As we inch closer to the 2022 edition of the tournament, my mind goes back to the very first match of the very first year of the IPL in 2008.

The gates of the Chinnaswamy Stadium in Bengaluru were to open at 4 PM for a grand opening ceremony before Royal Challengers Bangalore were to lock horns with Kolkata Knight Riders. Just 30 minutes after the gates were opened, there were 50,000 people inside the stadium! It was unbelievable what we were witnessing.

READ: BCCI mulls over Women's IPL with six teams in 2023

The match that followed was a sign of things to come. I had to head to the airport after the first few overs but was stuck in traffic right outside the stadium with Shane Warne, Virender Sehwag, M. S. Dhoni, and Yuvraj Singh for company. By the time we did reach the airport, Warnie told us that Brendon McCullum had smashed 158 off 73 balls for KKR. It sounded too good to be true, and Yuvi joked Warnie was probably reading the team score, not the individual one. But Baz had indeed scored all those runs, making history and giving this splendid tournament just the start it needed. As clichéd as it sounds, the rest is history.
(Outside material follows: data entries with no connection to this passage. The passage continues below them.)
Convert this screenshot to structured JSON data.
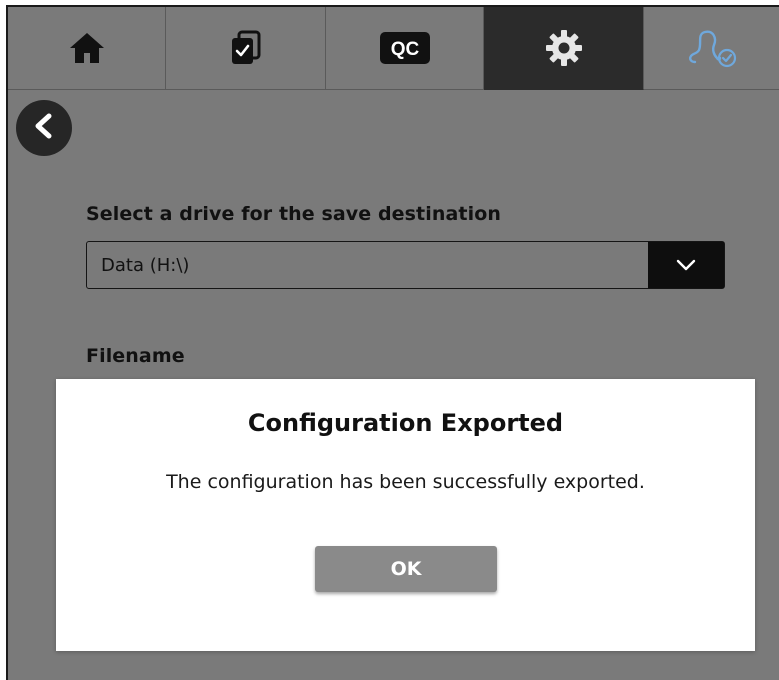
{
  "nav": {
    "tabs": [
      {
        "icon": "home-icon",
        "active": false
      },
      {
        "icon": "checklist-copy-icon",
        "active": false
      },
      {
        "icon": "qc-icon",
        "label": "QC",
        "active": false
      },
      {
        "icon": "gear-icon",
        "active": true
      },
      {
        "icon": "user-verified-icon",
        "active": false
      }
    ]
  },
  "back": {
    "icon": "chevron-left-icon"
  },
  "form": {
    "drive_label": "Select a drive for the save destination",
    "drive_value": "Data (H:\\)",
    "drive_dropdown_icon": "chevron-down-icon",
    "filename_label": "Filename"
  },
  "dialog": {
    "title": "Configuration Exported",
    "message": "The configuration has been successfully exported.",
    "ok_label": "OK"
  },
  "colors": {
    "background": "#7a7a7a",
    "active_tab": "#2b2b2b",
    "accent_user_icon": "#6fa8dc",
    "ok_button": "#8a8a8a"
  }
}
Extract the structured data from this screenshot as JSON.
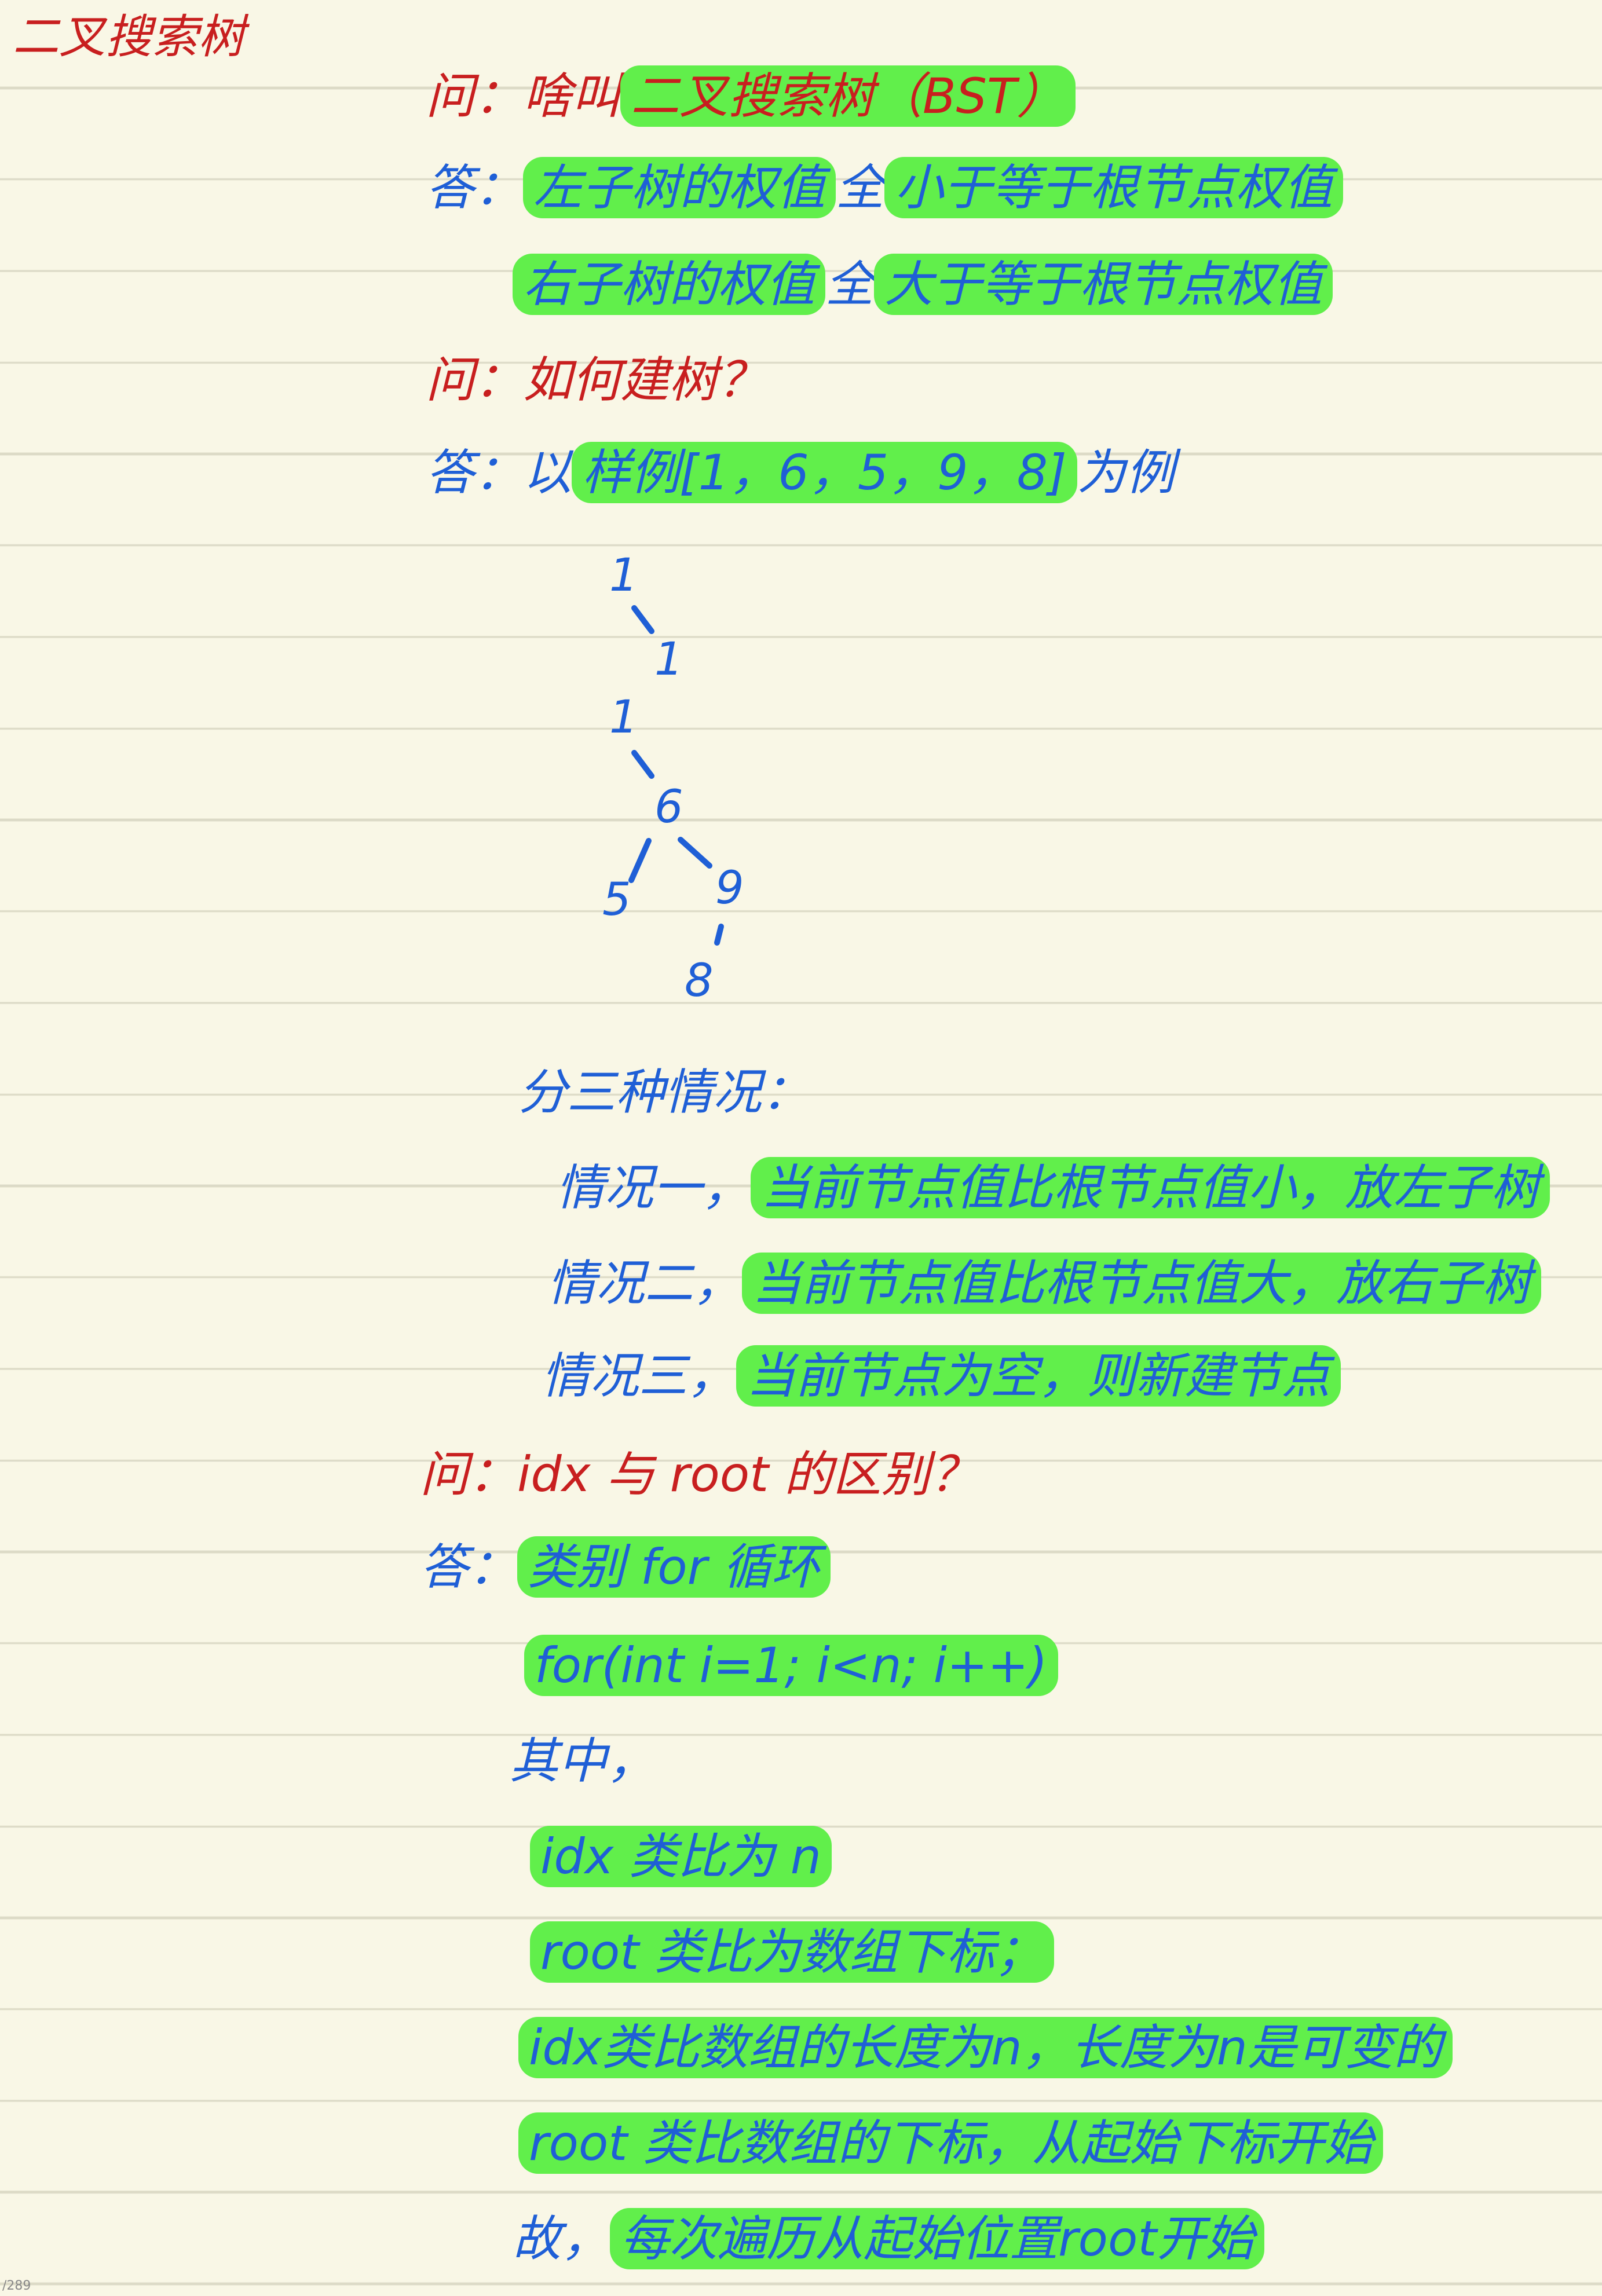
{
  "note": {
    "title": "二叉搜索树",
    "q1": {
      "prefix": "问：",
      "plain": "啥叫",
      "highlight": "二叉搜索树（BST）"
    },
    "a1": {
      "prefix": "答：",
      "line1": {
        "h1": "左子树的权值",
        "mid": "全",
        "h2": "小于等于根节点权值"
      },
      "line2": {
        "h1": "右子树的权值",
        "mid": "全",
        "h2": "大于等于根节点权值"
      }
    },
    "q2": {
      "prefix": "问：",
      "text": "如何建树？"
    },
    "a2": {
      "prefix": "答：",
      "plain1": "以",
      "highlight": "样例[1，6，5，9，8]",
      "plain2": "为例"
    },
    "tree": {
      "step1": {
        "root": "1",
        "child": "1"
      },
      "step2": {
        "root": "1",
        "n6": "6",
        "n5": "5",
        "n9": "9",
        "n8": "8"
      }
    },
    "cases": {
      "intro": "分三种情况：",
      "case1": {
        "label": "情况一，",
        "highlight": "当前节点值比根节点值小，放左子树"
      },
      "case2": {
        "label": "情况二，",
        "highlight": "当前节点值比根节点值大，放右子树"
      },
      "case3": {
        "label": "情况三，",
        "highlight": "当前节点为空，则新建节点"
      }
    },
    "q3": {
      "prefix": "问：",
      "text": "idx 与 root 的区别？"
    },
    "a3": {
      "prefix": "答：",
      "highlight": "类别 for 循环",
      "code": "for(int i=1; i<n; i++)",
      "amid": "其中，",
      "item1": "idx 类比为 n",
      "item2": "root 类比为数组下标；",
      "item3": "idx类比数组的长度为n，长度为n是可变的",
      "item4": "root 类比数组的下标，从起始下标开始",
      "conclusion": {
        "plain": "故，",
        "highlight": "每次遍历从起始位置root开始"
      }
    }
  },
  "page_number": "/289"
}
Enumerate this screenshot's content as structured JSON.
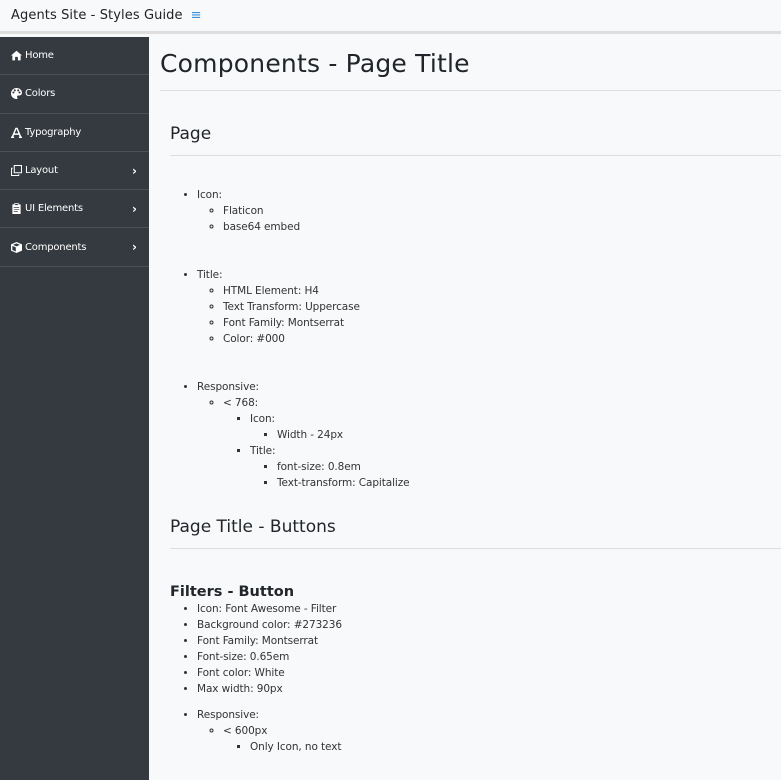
{
  "header": {
    "brand": "Agents Site - Styles Guide",
    "menu_icon": "≡"
  },
  "sidebar": {
    "items": [
      {
        "label": "Home",
        "icon": "home-icon",
        "has_submenu": false
      },
      {
        "label": "Colors",
        "icon": "palette-icon",
        "has_submenu": false
      },
      {
        "label": "Typography",
        "icon": "font-icon",
        "has_submenu": false
      },
      {
        "label": "Layout",
        "icon": "clone-icon",
        "has_submenu": true
      },
      {
        "label": "UI Elements",
        "icon": "clipboard-icon",
        "has_submenu": true
      },
      {
        "label": "Components",
        "icon": "cube-icon",
        "has_submenu": true
      }
    ],
    "chevron": "›"
  },
  "main": {
    "title": "Components - Page Title",
    "page_section": {
      "title": "Page",
      "icon": {
        "label": "Icon:",
        "items": [
          "Flaticon",
          "base64 embed"
        ]
      },
      "title_group": {
        "label": "Title:",
        "items": [
          "HTML Element: H4",
          "Text Transform: Uppercase",
          "Font Family: Montserrat",
          "Color: #000"
        ]
      },
      "responsive": {
        "label": "Responsive:",
        "breakpoint": "< 768:",
        "icon_label": "Icon:",
        "icon_items": [
          "Width - 24px"
        ],
        "title_label": "Title:",
        "title_items": [
          "font-size: 0.8em",
          "Text-transform: Capitalize"
        ]
      }
    },
    "buttons_section": {
      "title": "Page Title - Buttons",
      "filters": {
        "title": "Filters - Button",
        "items": [
          "Icon: Font Awesome - Filter",
          "Background color: #273236",
          "Font Family: Montserrat",
          "Font-size: 0.65em",
          "Font color: White",
          "Max width: 90px"
        ],
        "responsive_label": "Responsive:",
        "breakpoint": "< 600px",
        "breakpoint_items": [
          "Only Icon, no text"
        ]
      }
    }
  }
}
As someone who has seen this tournament right from its rudimentary stages, I am delighted it is back in India, and I look forward to seeing the crowds back in the stadium to see their stars in action. From that day in 2007, when I was approached about joining the league and running the tournament to now – it’s been one heck of an adventure.

And in case you’re wondering who those two gentlemen were who had their faith in the IPL even back then, let that be a mystery for the time being.